Coming from someone who has worked in the aged-care industry for 27 years, that is a shocking indictment of the state of aged care in this country. The fact that these unfair and unbalanced laws are detrimentally affecting the ability of the aged-care industry to recruit and retain the staff levels necessary for a quality aged-care system does not seem to worry this arrogant government one little bit. This government is out of touch with the needs of our community. This government is out of touch with the standards of care that Australians expect for their elderly residents, and it has lost sight altogether of the political mainstream.

This government is a government of numbers. And we all know that you cannot translate quality care and compassion into numbers. This government does not care that our elderly residents are forced to sit in hospital wards for weeks at a time waiting for a nursing home bed to finally become available. It does not care that elderly residents of aged-care facilities are exposed to substandard levels of care. And it certainly does not care about a fair and equitable deal for aged-care nurses. No, like all true ideologues, this government cares only for its ideological agenda.
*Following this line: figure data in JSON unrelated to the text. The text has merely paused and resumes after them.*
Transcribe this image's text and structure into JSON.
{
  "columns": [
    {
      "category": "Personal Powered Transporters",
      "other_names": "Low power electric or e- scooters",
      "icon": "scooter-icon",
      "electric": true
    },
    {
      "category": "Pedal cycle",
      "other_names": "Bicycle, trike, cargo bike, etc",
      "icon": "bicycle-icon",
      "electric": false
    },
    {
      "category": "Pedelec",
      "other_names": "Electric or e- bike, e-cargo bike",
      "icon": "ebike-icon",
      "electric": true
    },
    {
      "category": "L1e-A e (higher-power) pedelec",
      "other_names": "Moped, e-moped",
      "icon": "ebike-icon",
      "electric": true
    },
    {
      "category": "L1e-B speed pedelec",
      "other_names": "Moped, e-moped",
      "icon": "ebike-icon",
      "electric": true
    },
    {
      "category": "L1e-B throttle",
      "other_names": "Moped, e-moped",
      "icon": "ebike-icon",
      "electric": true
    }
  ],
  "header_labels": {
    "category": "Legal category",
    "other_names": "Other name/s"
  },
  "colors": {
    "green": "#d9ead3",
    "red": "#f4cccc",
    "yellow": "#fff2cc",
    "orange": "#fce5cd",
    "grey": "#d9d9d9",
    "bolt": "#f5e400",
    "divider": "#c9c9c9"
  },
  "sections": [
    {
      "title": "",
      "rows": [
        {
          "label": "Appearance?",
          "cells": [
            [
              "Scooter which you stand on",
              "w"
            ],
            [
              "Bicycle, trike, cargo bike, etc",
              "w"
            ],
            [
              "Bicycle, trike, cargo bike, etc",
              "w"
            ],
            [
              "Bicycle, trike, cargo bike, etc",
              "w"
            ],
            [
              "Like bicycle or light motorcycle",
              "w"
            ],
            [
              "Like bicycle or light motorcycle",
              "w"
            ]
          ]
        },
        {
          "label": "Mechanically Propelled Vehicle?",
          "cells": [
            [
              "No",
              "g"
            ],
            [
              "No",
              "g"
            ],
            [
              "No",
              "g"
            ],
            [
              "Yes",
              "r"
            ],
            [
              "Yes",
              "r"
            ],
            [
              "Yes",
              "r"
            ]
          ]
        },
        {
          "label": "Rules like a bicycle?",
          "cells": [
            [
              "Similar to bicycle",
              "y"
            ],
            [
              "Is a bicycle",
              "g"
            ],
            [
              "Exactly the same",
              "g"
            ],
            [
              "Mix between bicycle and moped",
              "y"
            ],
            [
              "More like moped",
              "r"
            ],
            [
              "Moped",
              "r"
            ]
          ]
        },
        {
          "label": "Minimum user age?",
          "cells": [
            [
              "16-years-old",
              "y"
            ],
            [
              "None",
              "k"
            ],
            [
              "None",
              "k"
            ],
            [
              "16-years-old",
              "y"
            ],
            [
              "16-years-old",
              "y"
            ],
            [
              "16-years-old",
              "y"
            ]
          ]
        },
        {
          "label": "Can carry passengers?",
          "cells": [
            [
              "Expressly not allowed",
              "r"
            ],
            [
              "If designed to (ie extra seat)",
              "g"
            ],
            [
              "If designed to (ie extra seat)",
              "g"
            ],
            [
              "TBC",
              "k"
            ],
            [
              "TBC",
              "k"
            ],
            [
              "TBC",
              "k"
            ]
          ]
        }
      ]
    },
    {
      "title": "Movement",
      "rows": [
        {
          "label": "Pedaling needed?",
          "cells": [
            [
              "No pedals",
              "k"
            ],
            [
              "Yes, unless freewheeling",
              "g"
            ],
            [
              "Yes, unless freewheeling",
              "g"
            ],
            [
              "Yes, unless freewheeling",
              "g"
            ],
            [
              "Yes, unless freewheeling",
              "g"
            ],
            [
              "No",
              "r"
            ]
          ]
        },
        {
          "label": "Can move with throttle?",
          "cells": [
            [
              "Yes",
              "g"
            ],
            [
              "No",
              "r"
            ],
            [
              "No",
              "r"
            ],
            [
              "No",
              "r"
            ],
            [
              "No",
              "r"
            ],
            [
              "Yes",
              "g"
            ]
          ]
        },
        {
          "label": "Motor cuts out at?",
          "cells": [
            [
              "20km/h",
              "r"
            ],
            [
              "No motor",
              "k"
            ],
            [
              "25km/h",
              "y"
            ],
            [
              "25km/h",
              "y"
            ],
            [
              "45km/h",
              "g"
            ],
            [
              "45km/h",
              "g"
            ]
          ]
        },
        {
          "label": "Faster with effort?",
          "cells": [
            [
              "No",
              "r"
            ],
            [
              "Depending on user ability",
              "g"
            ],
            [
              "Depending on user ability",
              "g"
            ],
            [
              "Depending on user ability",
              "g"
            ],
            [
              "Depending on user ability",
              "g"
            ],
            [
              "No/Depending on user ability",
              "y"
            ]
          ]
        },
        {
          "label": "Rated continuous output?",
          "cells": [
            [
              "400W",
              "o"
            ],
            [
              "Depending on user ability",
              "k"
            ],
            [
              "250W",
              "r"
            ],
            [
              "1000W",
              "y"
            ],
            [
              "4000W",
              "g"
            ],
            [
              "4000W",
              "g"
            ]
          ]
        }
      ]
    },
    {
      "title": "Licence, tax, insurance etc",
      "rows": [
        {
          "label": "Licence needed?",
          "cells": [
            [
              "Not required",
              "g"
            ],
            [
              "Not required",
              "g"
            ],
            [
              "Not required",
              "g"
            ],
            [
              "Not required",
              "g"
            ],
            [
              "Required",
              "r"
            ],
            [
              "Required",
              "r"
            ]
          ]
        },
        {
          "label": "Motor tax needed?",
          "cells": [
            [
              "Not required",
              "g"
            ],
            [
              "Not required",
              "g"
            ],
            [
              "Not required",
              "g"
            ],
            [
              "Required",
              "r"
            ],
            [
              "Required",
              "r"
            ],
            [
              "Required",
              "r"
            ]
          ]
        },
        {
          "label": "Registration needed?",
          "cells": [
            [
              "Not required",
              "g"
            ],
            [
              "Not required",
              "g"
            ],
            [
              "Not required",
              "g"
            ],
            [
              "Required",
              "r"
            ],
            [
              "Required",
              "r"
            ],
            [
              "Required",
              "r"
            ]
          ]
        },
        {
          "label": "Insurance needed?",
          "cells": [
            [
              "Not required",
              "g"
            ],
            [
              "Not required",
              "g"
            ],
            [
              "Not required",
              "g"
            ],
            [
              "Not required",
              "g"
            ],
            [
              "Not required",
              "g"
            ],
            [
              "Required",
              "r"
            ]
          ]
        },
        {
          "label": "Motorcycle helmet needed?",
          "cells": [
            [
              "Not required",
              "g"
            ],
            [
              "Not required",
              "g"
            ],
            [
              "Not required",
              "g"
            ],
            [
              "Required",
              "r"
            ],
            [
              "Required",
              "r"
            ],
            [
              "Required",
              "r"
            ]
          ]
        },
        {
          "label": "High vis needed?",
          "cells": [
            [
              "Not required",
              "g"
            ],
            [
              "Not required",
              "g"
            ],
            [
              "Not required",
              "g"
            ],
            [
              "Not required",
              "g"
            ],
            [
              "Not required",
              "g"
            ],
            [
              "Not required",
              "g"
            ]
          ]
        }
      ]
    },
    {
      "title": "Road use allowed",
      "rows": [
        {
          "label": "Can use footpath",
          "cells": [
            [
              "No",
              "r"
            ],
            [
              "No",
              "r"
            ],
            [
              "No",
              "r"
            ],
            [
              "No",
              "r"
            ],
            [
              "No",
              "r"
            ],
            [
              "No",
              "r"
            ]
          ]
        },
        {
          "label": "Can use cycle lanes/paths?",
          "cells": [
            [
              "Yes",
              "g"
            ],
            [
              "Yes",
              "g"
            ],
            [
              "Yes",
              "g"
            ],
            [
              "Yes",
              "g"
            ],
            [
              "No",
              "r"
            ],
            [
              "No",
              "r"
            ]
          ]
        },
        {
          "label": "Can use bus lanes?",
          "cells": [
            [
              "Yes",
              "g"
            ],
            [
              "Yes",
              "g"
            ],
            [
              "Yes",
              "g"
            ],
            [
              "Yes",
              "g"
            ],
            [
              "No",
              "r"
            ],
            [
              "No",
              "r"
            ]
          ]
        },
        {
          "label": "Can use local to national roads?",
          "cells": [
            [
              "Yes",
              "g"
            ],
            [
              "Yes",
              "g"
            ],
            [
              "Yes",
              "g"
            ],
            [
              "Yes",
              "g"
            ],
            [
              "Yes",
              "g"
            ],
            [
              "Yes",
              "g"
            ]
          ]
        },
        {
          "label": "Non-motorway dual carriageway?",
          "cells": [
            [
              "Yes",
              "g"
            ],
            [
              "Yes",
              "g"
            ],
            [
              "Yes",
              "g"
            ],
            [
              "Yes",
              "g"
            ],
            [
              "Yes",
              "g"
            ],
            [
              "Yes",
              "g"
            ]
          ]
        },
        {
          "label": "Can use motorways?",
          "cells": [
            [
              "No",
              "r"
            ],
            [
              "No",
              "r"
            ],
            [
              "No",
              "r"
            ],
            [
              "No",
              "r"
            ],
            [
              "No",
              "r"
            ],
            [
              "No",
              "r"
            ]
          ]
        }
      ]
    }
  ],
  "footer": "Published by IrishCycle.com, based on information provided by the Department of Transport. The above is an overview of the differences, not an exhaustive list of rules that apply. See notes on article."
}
To ensure that elderly Australians like Mrs Duim receive the level of care that they are rightfully entitled to, there needs to be substantial funding planned for the future. The Labor Party supports these amendments to the Aged Care Act, but they will not fix the shortages in aged-care beds and they will do little to improve the quality of aged care. Only a Labor government can rescue the state of aged-care services in Australia and ensure that our elderly residents are treated with the care and respect they deserve. Senior Australians deserve better.